Cosa succederà dunque a chi non acquisisce i 150 crediti ECM (50 crediti/anno – con un minimo di 25 e un massimo di 75) nel triennio 2011-2013?

Nonostante numerose giornate estive ci separino dal 13 agosto, purtroppo non c’è ancora alcuna risposta: la data di scadenza entro cui gli Ordini Professionali avrebbero dovuto stabilire le sanzioni per chi non acquisiva i crediti ECM, non è stata infatti rispettata.

Pare che il ridardo dipenda da questioni di natura tecnica e che non si saprà nulla di preciso prima della fine dell’anno: “bisogna tener conto che il regolamento attuativo del sistema Ecm è stato applicato da poco – spiega il presidente della Federazione degli Ordini dei medici e vicepresidente della Commissione nazionale Ecm, il dott. Amedeo Bianco –non c’erano pertanto i tempi tecnici… d’altronde nella normativa stessa c’è scritto ‘fatto salvo il sistema Ecm’, si riconduce quindi tutto alla normativa dell’Ecm. Noi comunque ci stiamo lavorando, all’interno della revisione del codice, ma le conclusioni non ci saranno prima della fine dell’anno”.

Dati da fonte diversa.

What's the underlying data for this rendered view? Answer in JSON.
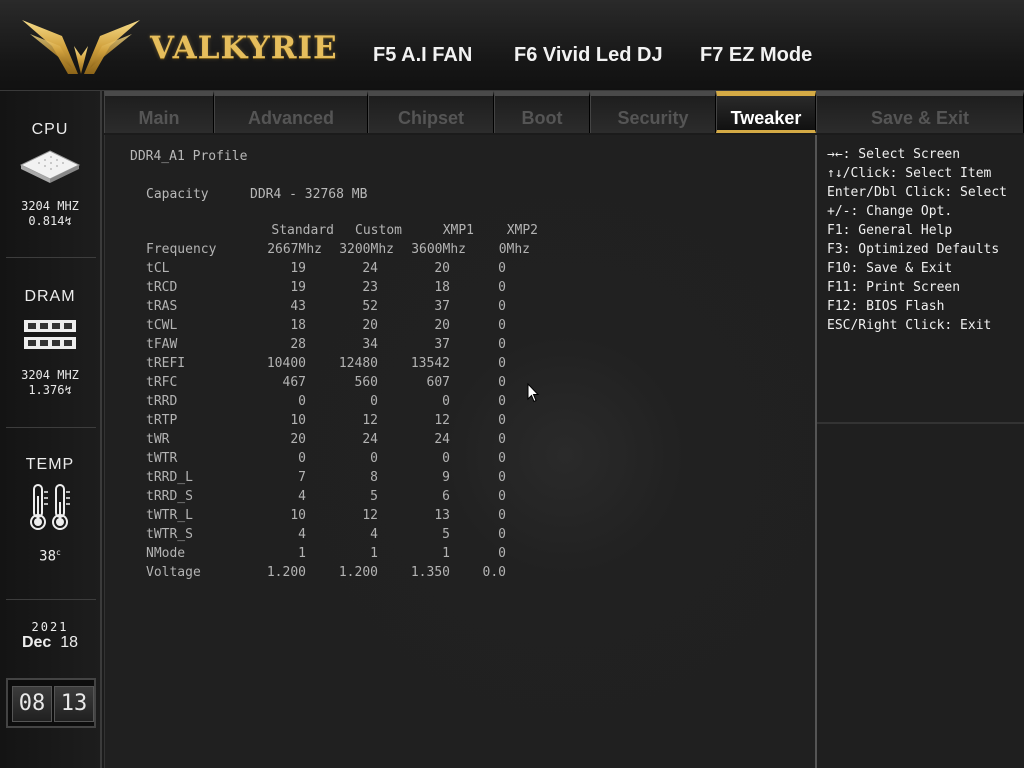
{
  "header": {
    "brand": "VALKYRIE",
    "hotkeys": [
      {
        "label": "F5 A.I FAN"
      },
      {
        "label": "F6 Vivid Led DJ"
      },
      {
        "label": "F7 EZ Mode"
      }
    ]
  },
  "sidebar": {
    "cpu": {
      "title": "CPU",
      "freq": "3204 MHZ",
      "volt": "0.814"
    },
    "dram": {
      "title": "DRAM",
      "freq": "3204 MHZ",
      "volt": "1.376"
    },
    "temp": {
      "title": "TEMP",
      "value": "38",
      "unit": "c"
    },
    "date": {
      "year": "2021",
      "month": "Dec",
      "day": "18"
    },
    "clock": {
      "hour": "08",
      "minute": "13"
    }
  },
  "tabs": [
    {
      "label": "Main"
    },
    {
      "label": "Advanced"
    },
    {
      "label": "Chipset"
    },
    {
      "label": "Boot"
    },
    {
      "label": "Security"
    },
    {
      "label": "Tweaker",
      "active": true
    },
    {
      "label": "Save & Exit"
    }
  ],
  "profile": {
    "title": "DDR4_A1 Profile",
    "capacity_label": "Capacity",
    "capacity_value": "DDR4 - 32768 MB",
    "columns": [
      "Standard",
      "Custom",
      "XMP1",
      "XMP2"
    ],
    "rows": [
      {
        "name": "Frequency",
        "values": [
          "2667Mhz",
          "3200Mhz",
          "3600Mhz",
          "0Mhz"
        ]
      },
      {
        "name": "tCL",
        "values": [
          "19",
          "24",
          "20",
          "0"
        ]
      },
      {
        "name": "tRCD",
        "values": [
          "19",
          "23",
          "18",
          "0"
        ]
      },
      {
        "name": "tRAS",
        "values": [
          "43",
          "52",
          "37",
          "0"
        ]
      },
      {
        "name": "tCWL",
        "values": [
          "18",
          "20",
          "20",
          "0"
        ]
      },
      {
        "name": "tFAW",
        "values": [
          "28",
          "34",
          "37",
          "0"
        ]
      },
      {
        "name": "tREFI",
        "values": [
          "10400",
          "12480",
          "13542",
          "0"
        ]
      },
      {
        "name": "tRFC",
        "values": [
          "467",
          "560",
          "607",
          "0"
        ]
      },
      {
        "name": "tRRD",
        "values": [
          "0",
          "0",
          "0",
          "0"
        ]
      },
      {
        "name": "tRTP",
        "values": [
          "10",
          "12",
          "12",
          "0"
        ]
      },
      {
        "name": "tWR",
        "values": [
          "20",
          "24",
          "24",
          "0"
        ]
      },
      {
        "name": "tWTR",
        "values": [
          "0",
          "0",
          "0",
          "0"
        ]
      },
      {
        "name": "tRRD_L",
        "values": [
          "7",
          "8",
          "9",
          "0"
        ]
      },
      {
        "name": "tRRD_S",
        "values": [
          "4",
          "5",
          "6",
          "0"
        ]
      },
      {
        "name": "tWTR_L",
        "values": [
          "10",
          "12",
          "13",
          "0"
        ]
      },
      {
        "name": "tWTR_S",
        "values": [
          "4",
          "4",
          "5",
          "0"
        ]
      },
      {
        "name": "NMode",
        "values": [
          "1",
          "1",
          "1",
          "0"
        ]
      },
      {
        "name": "Voltage",
        "values": [
          "1.200",
          "1.200",
          "1.350",
          "0.0"
        ]
      }
    ]
  },
  "help": [
    "→←: Select Screen",
    "↑↓/Click: Select Item",
    "Enter/Dbl Click: Select",
    "+/-: Change Opt.",
    "F1: General Help",
    "F3: Optimized Defaults",
    "F10: Save & Exit",
    "F11: Print Screen",
    "F12: BIOS Flash",
    "ESC/Right Click: Exit"
  ],
  "colors": {
    "accent": "#d4aa45",
    "background": "#1b1b1b",
    "text": "#b8b8b8"
  }
}
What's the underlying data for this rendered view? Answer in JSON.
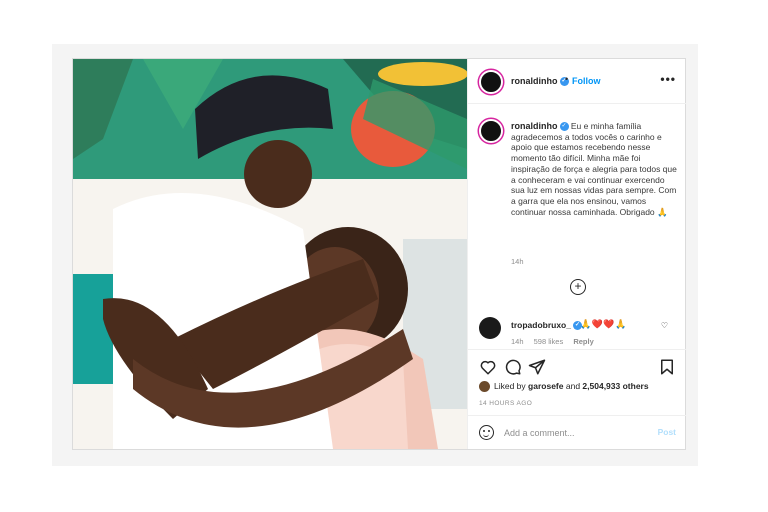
{
  "post": {
    "author": "ronaldinho",
    "follow_label": "Follow",
    "more_label": "•••",
    "caption": {
      "username": "ronaldinho",
      "text": "Eu e minha família agradecemos a todos vocês o carinho e apoio que estamos recebendo nesse momento tão difícil. Minha mãe foi inspiração de força e alegria para todos que a conheceram e vai continuar exercendo sua luz em nossas vidas para sempre. Com a garra que ela nos ensinou, vamos continuar nossa caminhada. Obrigado 🙏",
      "time": "14h"
    },
    "load_more": "+",
    "comment": {
      "username": "tropadobruxo_",
      "text": "🙏❤️❤️🙏",
      "time": "14h",
      "likes": "598 likes",
      "reply": "Reply"
    },
    "likes_line": {
      "prefix": "Liked by",
      "user": "garosefe",
      "middle": "and",
      "count": "2,504,933 others"
    },
    "timestamp": "14 HOURS AGO",
    "add_comment_placeholder": "Add a comment...",
    "post_label": "Post"
  },
  "icons": {
    "verified": "verified-badge-icon",
    "like": "heart-icon",
    "comment": "comment-icon",
    "share": "paper-plane-icon",
    "save": "bookmark-icon",
    "emoji": "smiley-icon",
    "add": "plus-circle-icon"
  },
  "colors": {
    "accent": "#0095f6",
    "verified": "#3897f0",
    "story_ring": "#d6249f",
    "border": "#dbdbdb",
    "muted": "#8e8e8e"
  }
}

In questo arco di tempo si prevedono comunque dei cambiamenti sui criteri di valutazione di quanto appreso e sull’individuazione di un indicatore di qualità. Nei casi in cui la formazione è di ottima qualità si potrebbe sorvolare sui numeri di crediti acquisiti; l”obiettivo è infatti quello di focalizzare l’attenzione sulla qualità rispetto alla quantità.

Si presume che le prime novità verranno decise il 15 e il 16 ottobre, a Cernobbio, in cui verrà affrontato il tema dei controlli e delle sanzioni durante la Conferenza nazionale sulla Formazione Continua in Medicina. Il dott. Felice Ribaldone, membro della Commissione ECM, spiega “La formazione deve essere uniforme sul territorio e deve avere requisiti di qualità non essere un creditificio. Da questo punto di vista è fondamentale anche il ruolo delle società scientifiche”

Rinnoviamo quindi il nostro appuntamento a metà ottobre auspicando che realmente venga confermato l’intento di promuovere una formazione di qualità!